The Peter Principle for software

19.12.2005

Here are a few examples:

-- In Massachusetts, 500 doctors were offered their choice of electronic medical record systems at no cost. They were given a menu that ranged from thick client/server applications to hosted solutions based on Citrix to thin-client applications hosted entirely by an application service provider. Amazingly enough, nearly 100 percent of the doctors chose a thin-client, Web-based application, hosted and maintained entirely on the server side. They felt that less infrastructure, less installation and less local patching was ideal.
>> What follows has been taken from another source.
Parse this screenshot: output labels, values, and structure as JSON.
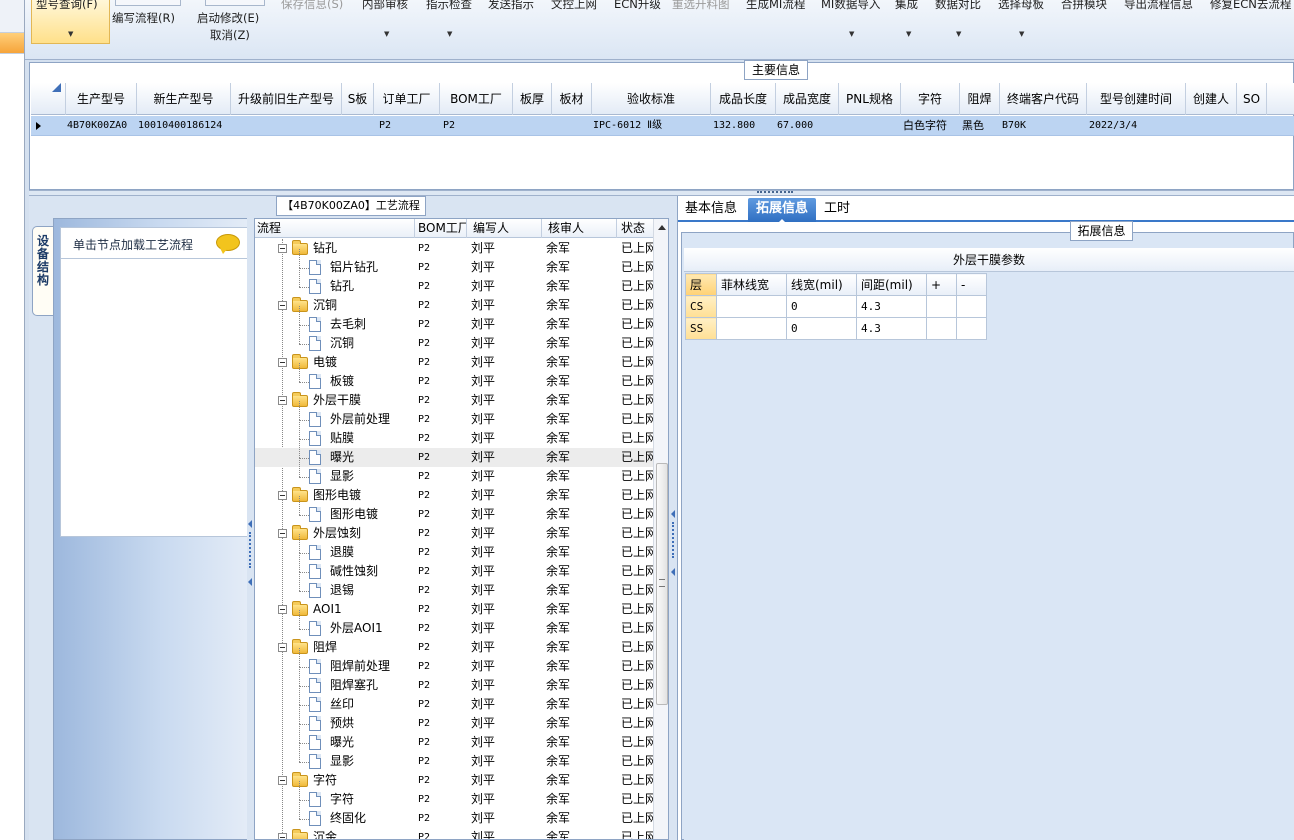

-- As CIO at Harvard Medical School, I provide e-mail to 10,000 faculty members, students and staffers, nearly half of whom run Apple hardware. Entourage, the Outlook equivalent for the Macintosh, lacks just enough important features to keep my Apple users unhappy. Google's Gmail isn't perfect, but it's certainly good enough for most users and runs with the same features everywhere.

-- The iPod ClickWheel is a perfect example of less being more. In the latest version of the iPod, buttons have been removed, and what remains is a simple, intuitive, highly usable interface that gets the job done.

At dinner with Microsoft executives last year, I asked them to consider a lighter, cheaper, highly reliable version of Microsoft Office. They responded that surveys indicate that corporate customers use 90 percent of Office's features, so there is no one set of minimal features to include in a simplified product. I suspect that a closer look at this data would illustrate that a very few power users need advanced features but that the vast majority need the type of features included in the Gmail editor --fonts, colors and basic formatting.